Under § 8-43-301(8), C.R.S. 2005, we may not disturb the ALJ’s order unless the ALJ’s findings of fact are insufficient to permit appellate review, the ALJ has not resolved conflicts in the evidence, the record does not support the ALJ’s findings, the findings do not support the order, or the order is not supported by the applicable law.

To prove a compensable injury the claimant is required to prove that the injuries arose out of and in the course of the employment. § 8-41-301(1)(c), C.R.S. 2005; Madden v. Mountain West Fabricators, 977 P.2d 861 (Colo. 1999). The question of whether the claimant proved his injuries arose out of and in the course of the employment is one of fact for determination by the ALJ. Wal-Mart Stores, Inc. v. Industrial Claim Appeals Office, 989 P.2d 251 (Colo.App. 1999). Consequently, we must uphold the ALJ’s determination if supported by substantial evidence and plausible inferences drawn from the record. § 8-43-301(8). Under this standard, we must defer to the ALJ’s credibility determinations, his resolution of conflicts in the evidence, and his assessment of the sufficiency and probative weight of the evidence. Arenas v. Industrial Claim Appeals Office, 8 P.3d. 558 (Colo.App. 2000); Rockwell International v. Turnbull, 802 P.2d 1182 (Colo.App. 1990).

It is the ALJ’s sole prerogative to determine the weight and sufficiency of the evidence. The ALJ’s credibility determinations are binding unless rebutted by hard, certain evidence to the contrary. Halliburton Services v. Miller, 720 P.2d 571 (Colo. 1986); Dover Elevator Co. v. Industrial Claim Appeals Office, 961 P.2d 1141 (Colo.App. 1998). Therefore, we may not interfere with an ALJ’s credibility determinations except in extreme circumstances. As suggested by the claimant in his brief, there is testimony from the claimant from which the ALJ could have drawn contrary inferences. However, the present case does not, in out opinion, present circumstances which would warrant our disturbing the ALJ’s credibility determinations.

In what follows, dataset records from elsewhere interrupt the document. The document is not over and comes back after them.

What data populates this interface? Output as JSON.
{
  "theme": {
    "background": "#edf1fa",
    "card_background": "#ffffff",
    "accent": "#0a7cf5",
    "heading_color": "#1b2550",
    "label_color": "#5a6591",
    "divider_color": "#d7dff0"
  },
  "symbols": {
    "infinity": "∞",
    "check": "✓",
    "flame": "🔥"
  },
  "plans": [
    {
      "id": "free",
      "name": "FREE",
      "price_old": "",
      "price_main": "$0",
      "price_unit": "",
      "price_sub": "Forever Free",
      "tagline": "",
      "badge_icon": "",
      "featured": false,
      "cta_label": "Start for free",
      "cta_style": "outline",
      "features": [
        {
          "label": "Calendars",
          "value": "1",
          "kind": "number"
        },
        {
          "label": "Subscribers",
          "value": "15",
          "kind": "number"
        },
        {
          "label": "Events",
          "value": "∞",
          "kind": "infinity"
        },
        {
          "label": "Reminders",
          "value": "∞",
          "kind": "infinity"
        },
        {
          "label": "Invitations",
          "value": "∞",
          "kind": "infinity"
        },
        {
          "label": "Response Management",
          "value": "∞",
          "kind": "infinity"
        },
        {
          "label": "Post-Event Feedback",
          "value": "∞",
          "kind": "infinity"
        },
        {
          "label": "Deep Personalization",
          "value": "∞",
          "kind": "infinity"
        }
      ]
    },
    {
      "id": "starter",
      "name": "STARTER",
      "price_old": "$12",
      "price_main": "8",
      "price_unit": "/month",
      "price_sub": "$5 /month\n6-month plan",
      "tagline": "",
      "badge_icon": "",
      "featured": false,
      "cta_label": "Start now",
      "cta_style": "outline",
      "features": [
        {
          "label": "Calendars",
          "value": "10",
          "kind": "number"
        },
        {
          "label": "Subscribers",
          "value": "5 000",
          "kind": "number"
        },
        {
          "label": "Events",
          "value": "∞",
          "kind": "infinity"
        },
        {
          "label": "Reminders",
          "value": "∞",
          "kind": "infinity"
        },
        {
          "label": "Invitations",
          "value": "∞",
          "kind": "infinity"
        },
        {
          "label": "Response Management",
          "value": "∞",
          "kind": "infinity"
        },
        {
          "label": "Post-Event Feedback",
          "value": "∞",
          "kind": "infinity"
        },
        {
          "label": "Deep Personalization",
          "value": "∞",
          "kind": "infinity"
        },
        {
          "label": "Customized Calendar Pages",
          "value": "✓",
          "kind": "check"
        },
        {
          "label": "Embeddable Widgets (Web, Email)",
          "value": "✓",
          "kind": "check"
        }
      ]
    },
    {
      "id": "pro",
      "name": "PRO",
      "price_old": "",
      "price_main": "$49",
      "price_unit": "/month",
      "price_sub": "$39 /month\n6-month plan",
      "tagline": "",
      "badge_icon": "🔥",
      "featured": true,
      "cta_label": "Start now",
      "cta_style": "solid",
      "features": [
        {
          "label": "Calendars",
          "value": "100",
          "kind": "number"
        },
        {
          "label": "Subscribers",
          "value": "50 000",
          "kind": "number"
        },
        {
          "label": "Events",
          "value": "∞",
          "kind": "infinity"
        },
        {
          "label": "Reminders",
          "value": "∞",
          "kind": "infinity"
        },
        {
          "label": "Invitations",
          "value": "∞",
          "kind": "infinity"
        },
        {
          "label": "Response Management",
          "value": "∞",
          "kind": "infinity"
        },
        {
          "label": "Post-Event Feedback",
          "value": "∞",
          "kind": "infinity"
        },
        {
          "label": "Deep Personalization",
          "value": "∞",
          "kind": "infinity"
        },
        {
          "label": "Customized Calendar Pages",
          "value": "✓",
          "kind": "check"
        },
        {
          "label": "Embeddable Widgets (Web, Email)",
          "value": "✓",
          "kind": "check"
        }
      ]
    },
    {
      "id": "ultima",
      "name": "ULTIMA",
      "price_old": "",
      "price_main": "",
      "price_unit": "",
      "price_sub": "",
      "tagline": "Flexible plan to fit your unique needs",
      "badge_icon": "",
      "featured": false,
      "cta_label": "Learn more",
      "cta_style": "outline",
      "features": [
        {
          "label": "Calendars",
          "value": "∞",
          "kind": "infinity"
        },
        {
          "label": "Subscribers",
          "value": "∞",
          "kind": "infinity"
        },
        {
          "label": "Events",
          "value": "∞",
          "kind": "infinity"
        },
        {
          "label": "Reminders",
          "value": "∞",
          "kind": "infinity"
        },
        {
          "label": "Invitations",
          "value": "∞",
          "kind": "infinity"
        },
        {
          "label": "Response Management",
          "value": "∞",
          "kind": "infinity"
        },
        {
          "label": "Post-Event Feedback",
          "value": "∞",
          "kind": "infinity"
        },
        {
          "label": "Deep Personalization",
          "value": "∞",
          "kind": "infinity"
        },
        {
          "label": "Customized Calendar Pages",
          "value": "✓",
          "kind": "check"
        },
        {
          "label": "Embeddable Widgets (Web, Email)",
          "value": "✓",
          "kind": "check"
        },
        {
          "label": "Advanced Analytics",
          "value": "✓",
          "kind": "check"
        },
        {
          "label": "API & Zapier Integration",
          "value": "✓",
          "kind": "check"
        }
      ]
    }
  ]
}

We have reviewed the record and the ALJ’s findings of fact. The ALJ’s findings are sufficient to permit appellate review, and the findings indicate that the ALJ resolved conflicts in the evidence based upon his credibility determinations. See Riddle v. Ampex Corp., 839 P.2d 489 (Colo.App. 1992). Further, the ALJ’s findings are supported by substantial evidence in the record and the findings support the conclusion the claimant failed to prove his injuries arose out of and in the course of the employment relationship. See Alpine Roofing Co. v. Dalton,
36 Colo. App.315, 539 P.2d 487 (1979).

IT IS THEREFORE ORDERED that the ALJ’s order dated November 3, 2005, is affirmed.

INDUSTRIAL CLAIM APPEALS PANEL

____________________________________ Curt Kriksciun
____________________________________ Thomas Schrant

Gilberto Perez-Cervantes, Colorado Springs, CO, Humberto Rodriguez d/b/a Rodriguez Masonry, Colorado Springs, CO, Legal Department, Pinnacol Assurance — Interagency Mail, Barkley D. Heuser, Esq., Colorado Springs, CO, (For Claimant).

T. Paul Krueger, II, Esq. and Charlotte A. Veaux, Esq., Colorado Springs, CO, (For Respondents).